»Spiele doch mit deinem hübschen Kaufmannsladen, du hast dich doch sonst so gern damit beschäftigt«, sagte Mutti kopfschüttelnd.
Dann lief Annemie wohl zu Hanne und bettelte ihr allerlei für ihren Laden ab, aber wenn es endlich soweit war, daß das Spiel beginnen sollte, hatte sie es auch schon wieder über.
»Fräulein, ich langweile mich so«, klang es aufs neue.
Vorwurfsvoll sahen die Puppen auf den kleinen Quälgeist. Sie hätten Annemie nur zu gern die Zeit vertreiben helfen, aber die mochte ja nichts mehr von ihnen wissen.
»Ich wollte, du wärst in der Schule angenommen worden, Lotte«, sagte Mutti mit einem tiefen Seufzer.
Nesthäkchen war derselben Meinung, dann brauchte sie sich wenigstens hier zu Hause nicht so zu langweilen.
Aber eines Tages, als es mit Annemie mal wieder gar nicht auszuhalten war, als sie mit keinem Spielzeug spielen wollte, hatte Mutti die Sache satt.
»Du kommst in einen Kindergarten, mein Kind, da bist du wenigstens vormittags beschäftigt«, sagte sie mit Bestimmtheit.
Ein Kindergarten – was war denn das? Das Wort »Garten« erweckte in Nesthäkchen Vorstellungen von dem schönen Arnsdorfer Gutsgarten, wo man nach Herzenslust auf dem Rasen herumtollen durfte, wo man auf Bäume klettern konnte und sich Obst pflückte, soviel man nur wollte. Und daß noch mehr Kinder in diesem Garten waren, erschien Annemie nur um so verlockender. Sie war mit einemmal wieder wie ausgetauscht. Das weinerliche Mauzen war verstummt, jubelnd klang es bei Doktors durchs Haus: »Morgen komme ich in den Kindergarten!«
Mutti brachte ihr Nesthäkchen selbst hin. Es war ein Privatkindergarten von zehn Kindern in der Nähe, der ihr empfohlen worden war.
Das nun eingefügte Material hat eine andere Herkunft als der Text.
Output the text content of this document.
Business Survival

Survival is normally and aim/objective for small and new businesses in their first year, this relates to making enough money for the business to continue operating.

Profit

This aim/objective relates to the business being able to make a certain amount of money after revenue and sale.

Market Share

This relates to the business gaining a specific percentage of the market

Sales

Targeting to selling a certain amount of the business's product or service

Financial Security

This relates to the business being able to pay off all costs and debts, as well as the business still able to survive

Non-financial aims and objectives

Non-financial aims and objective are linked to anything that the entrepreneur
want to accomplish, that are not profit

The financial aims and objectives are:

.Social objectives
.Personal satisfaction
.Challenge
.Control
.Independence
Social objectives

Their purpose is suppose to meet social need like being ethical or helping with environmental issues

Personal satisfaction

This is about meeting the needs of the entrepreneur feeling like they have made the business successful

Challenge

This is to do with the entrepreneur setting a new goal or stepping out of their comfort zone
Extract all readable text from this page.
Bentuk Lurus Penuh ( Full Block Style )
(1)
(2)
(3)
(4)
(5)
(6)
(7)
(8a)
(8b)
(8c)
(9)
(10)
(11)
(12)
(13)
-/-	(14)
»Wo ist denn der Garten?« fragte Annemie, sich vergeblich umschauend, als sie zwei Treppen in einem Hause heraufgestiegen waren.
Aber Mutti konnte nicht mehr antworten, denn es wurde bereits auf ihr Klingeln geöffnet.
Eine liebenswürdige junge Dame kam ihnen entgegen.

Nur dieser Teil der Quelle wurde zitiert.